“A single slip or false step on his part meant death.”—Page [368].
His clothing was torn and soiled, his face and hands grimy with sweat and smoke. The snow and the ashes had fallen upon him unheeded, and the flames had singed and burnt his clothing in a dozen places. But never did the bravest, handsomest soldier on parade seem to any one as heroic and courageous and manly as did Bruce to the young girl who almost fell into his outstretched arms, while she murmured, “Oh! Bruce, it is you! I thought you would never come.”
But the boy uttered never a word, and a sharp pang pierced Laura’s heart as she remembered their last meeting in the street, when she had been ashamed of him. She was not ashamed of him now, and as she rested in his strong arms, with her cheek against his wet coat, she thanked Heaven that it was he, and not the little French boy, Victor, who had come to save her. And now Bruce had slipped the life-line around her, and tied it firmly under her arms, and, having taken a turn or two of the slack about his belt-hook, disengaged her clinging arms from about his neck, and prepared to lower her to the sidewalk.
“Aren’t you coming too, Bruce?” she asked, faintly.
“Afterwards,” was all he said. And then she was swung off into mid-air, and felt herself going down through the smoke and the flames and the storm, and she knew no more until she found herself in the arms of a brawny fireman on the pavement.
Her first thought was of the boy who had saved her. But when she looked up at the window from which she had come she could see nothing, for the flames had burst out from beneath it, cutting off every hope of escape.

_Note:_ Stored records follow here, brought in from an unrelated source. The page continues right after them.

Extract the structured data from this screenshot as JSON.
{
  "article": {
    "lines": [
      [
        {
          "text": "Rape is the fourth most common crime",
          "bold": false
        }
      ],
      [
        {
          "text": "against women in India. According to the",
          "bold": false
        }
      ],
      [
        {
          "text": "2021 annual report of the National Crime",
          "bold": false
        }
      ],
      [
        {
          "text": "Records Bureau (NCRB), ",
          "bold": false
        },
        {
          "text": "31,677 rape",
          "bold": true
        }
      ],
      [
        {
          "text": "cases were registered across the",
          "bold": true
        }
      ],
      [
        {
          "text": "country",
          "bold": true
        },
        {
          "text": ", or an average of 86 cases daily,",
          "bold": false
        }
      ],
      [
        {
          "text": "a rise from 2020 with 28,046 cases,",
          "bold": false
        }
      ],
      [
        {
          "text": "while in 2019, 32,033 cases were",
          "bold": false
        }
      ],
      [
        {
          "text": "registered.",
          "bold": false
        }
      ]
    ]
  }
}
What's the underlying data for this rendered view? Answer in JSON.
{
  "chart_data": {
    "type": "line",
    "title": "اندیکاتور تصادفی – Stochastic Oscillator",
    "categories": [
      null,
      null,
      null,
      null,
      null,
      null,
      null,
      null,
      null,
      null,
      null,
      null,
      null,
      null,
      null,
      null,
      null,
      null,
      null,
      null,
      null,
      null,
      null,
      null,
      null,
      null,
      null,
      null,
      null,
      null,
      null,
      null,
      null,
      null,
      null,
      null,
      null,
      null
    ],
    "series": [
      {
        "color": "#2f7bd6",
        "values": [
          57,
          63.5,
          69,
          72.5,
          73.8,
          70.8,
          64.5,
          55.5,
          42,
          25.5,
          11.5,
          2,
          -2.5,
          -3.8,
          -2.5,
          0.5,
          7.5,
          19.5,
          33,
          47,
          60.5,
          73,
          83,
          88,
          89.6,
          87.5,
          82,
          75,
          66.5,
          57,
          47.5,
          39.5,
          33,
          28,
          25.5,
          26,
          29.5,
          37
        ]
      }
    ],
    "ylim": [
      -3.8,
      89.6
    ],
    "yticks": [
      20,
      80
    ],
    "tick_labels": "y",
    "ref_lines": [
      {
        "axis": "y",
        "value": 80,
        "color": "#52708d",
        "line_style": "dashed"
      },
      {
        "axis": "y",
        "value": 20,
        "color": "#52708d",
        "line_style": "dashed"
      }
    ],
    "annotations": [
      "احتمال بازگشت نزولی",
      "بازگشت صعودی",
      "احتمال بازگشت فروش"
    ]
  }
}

“Has he come down? Is he safe?” she asked. But there was no reply, for those that stood about her looked at one another with expressive glances and shook their heads, and then turned their eyes toward the awful flames which were sweeping with resistless force up the side of the building.
Laura closed her eyes and covered her face with her hands, and just then a mighty shout rent the air. The boy had appeared at another window—he had made his line fast to the sill and thrown the loose end down into the street! And now he was climbing out of the window, and a great silence fell upon the crowd as, with one look at what lay before him, he deftly twisted the frail rope about his belt-hook, and, with a firm grasp on the line below, plunged into the whirlwind of flame and smoke beneath him.
“The boy’s all right, miss; he’s just come down from another window. He’s standing there on the pavement,” were the words that fell upon the young girl’s ear. She heard them, but made no response—her overtaxed strength had given way.
And now it became apparent to others beside Captain Murphy’s engineer that the great hotel was doomed. The chief of the department, who had been a silent and apparently unmoved spectator of all that has just been described, realized it, too, and uttered the simple command: “Back out!” The order was given none too soon, and as the long lines of hose were withdrawn, the firemen broke them up into convenient lengths and attached them to the four-inch stand-pipe on the deck of the water-tower, while others made preparations to take positions on the adjacent buildings, in order to operate the siamese streams. Then the men swarmed up and through the houses nearby bearing hose-hoists and roof-ropes, and in a few minutes they were hauling long lines of pipe up over the eaves of the houses, and fastening them securely, by means of the roof-ropes, to chimney and scuttle. Two, three, and four way siamese connections were quickly placed in position, and connected with the huge brass stand-pipe with incredible rapidity, and from these great volumes of water were poured against and into the doomed building and upon the roofs of the houses next to it.